Special education teachers instruct students who have various mental and physical disabilities that may impede learning, including autism, visual and hearing impairments, and emotional disturbances. By creating an Individual Education Program (IEP) for each student, special education teachers are able to set goals and develop a curriculum tailored to each student's abilities. For kindergarten through 12th grade, these teachers are often found in a classroom setting, either working one-on-one with a student enrolled in a general education class, or instructing a group in a special resources class. Teachers may also specialize in working with students who have a particular type of disability.

How to Become a Special Education Teacher

Education and Certification Requirements

Every state requires special education teachers to be licensed. A bachelor's degree in special education is the minimum requirement for licensing in many states, but some states and employers require a master's degree. Many states also offer an alternative licensing program for candidates with a bachelor's degree not related to teaching. Most special education teachers are first licensed in general education for kindergarten through grade 12 before obtaining special education teaching certification. Employers may require further certification in specialized fields, such as teaching students with visual impairments. Additional board certification is offered through professional organizations, including the American Academy of Special Education Professionals (www.aasep.org).

Skills Required

Special education teachers must have excellent communication skills so that they can interact with students, parents and educators. They must be able to work with students in one-on-one and group settings, understanding the abilities and needs of each child. They must have good computer skills for detailed record-keeping of each student's progress, and familiarity with assistive technology devices used in the classroom. Special education teachers must be encouraging, creative and flexible, with the ability to motivate students and inspire the confidence needed to attempt new tasks.

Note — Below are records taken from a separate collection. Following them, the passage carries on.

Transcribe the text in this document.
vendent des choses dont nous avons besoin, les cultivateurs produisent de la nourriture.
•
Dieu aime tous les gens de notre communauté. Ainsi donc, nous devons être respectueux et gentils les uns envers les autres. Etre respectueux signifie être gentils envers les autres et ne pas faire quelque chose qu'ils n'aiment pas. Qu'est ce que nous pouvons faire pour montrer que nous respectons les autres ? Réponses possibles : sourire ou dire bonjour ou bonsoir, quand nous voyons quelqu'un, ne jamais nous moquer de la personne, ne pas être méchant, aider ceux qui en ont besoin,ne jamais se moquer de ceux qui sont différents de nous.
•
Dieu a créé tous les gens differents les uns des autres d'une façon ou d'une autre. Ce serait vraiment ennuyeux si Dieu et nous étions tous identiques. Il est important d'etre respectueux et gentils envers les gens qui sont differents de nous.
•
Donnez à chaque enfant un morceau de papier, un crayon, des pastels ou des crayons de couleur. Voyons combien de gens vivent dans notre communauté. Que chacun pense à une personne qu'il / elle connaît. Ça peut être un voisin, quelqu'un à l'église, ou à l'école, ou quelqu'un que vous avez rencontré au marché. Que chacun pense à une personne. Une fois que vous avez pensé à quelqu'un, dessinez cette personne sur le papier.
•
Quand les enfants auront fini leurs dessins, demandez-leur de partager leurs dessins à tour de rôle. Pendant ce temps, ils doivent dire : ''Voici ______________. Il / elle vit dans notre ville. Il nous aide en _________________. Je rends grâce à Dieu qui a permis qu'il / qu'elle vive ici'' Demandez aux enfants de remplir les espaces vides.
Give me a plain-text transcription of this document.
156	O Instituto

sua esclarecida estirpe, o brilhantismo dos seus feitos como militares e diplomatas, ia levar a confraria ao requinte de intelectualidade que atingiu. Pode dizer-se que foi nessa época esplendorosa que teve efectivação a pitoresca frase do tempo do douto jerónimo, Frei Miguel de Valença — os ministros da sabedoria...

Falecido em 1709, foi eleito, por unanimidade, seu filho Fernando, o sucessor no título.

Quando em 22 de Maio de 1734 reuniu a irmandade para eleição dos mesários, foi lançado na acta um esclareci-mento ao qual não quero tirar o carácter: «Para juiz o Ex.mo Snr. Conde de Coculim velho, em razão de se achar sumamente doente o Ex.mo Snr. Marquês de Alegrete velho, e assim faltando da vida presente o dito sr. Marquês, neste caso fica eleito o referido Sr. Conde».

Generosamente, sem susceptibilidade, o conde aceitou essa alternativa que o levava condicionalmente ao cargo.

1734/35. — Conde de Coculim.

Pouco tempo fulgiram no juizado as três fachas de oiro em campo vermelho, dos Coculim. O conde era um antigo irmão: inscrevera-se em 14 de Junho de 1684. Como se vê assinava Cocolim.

Economic Outlook and Financial Forecast

The U.S. Bureau of Labor Statistics (BLS) predicted 6% job growth for special education teachers in general from 2012-2022, which was slower than average. However, faster-than-average growth of 16% in employment for special education preschool teachers was forecast during that same decade. The BLS reported in 2012 that the mean annual earnings for special education teachers at the elementary school level were $56,130, with the highest-paid ten percent earning more than $83,000. In that same year, mean annual earnings for special education teachers at the secondary school level were slightly higher, at $60,090. The top-paid ten percent of these teachers made over $89,000 per year.

Alternate Career Options

Recreational Therapist

Normally earning a bachelor's degree in recreational therapy or a similar field, these therapists work with people who have physical, emotional and cognitive disabilities. They assess clients, create treatment plans and implement programs that use recreation activities such as music, games and sports in therapeutic ways. An annual median salary of $42,280 was earned by recreational therapists in 2012, according to the BLS, and average employment growth of 13% was projected during the 2012-2022 decade.

Occupational Therapist

Requiring at least a master's degree, jobs in this profession involve treating disabled or injured individuals through the use of everyday activities as therapy. Much faster-than-average job growth of 29% was anticipated by the BLS from 2012-2022, and a median wage of $75,400 per year was reported in 2012.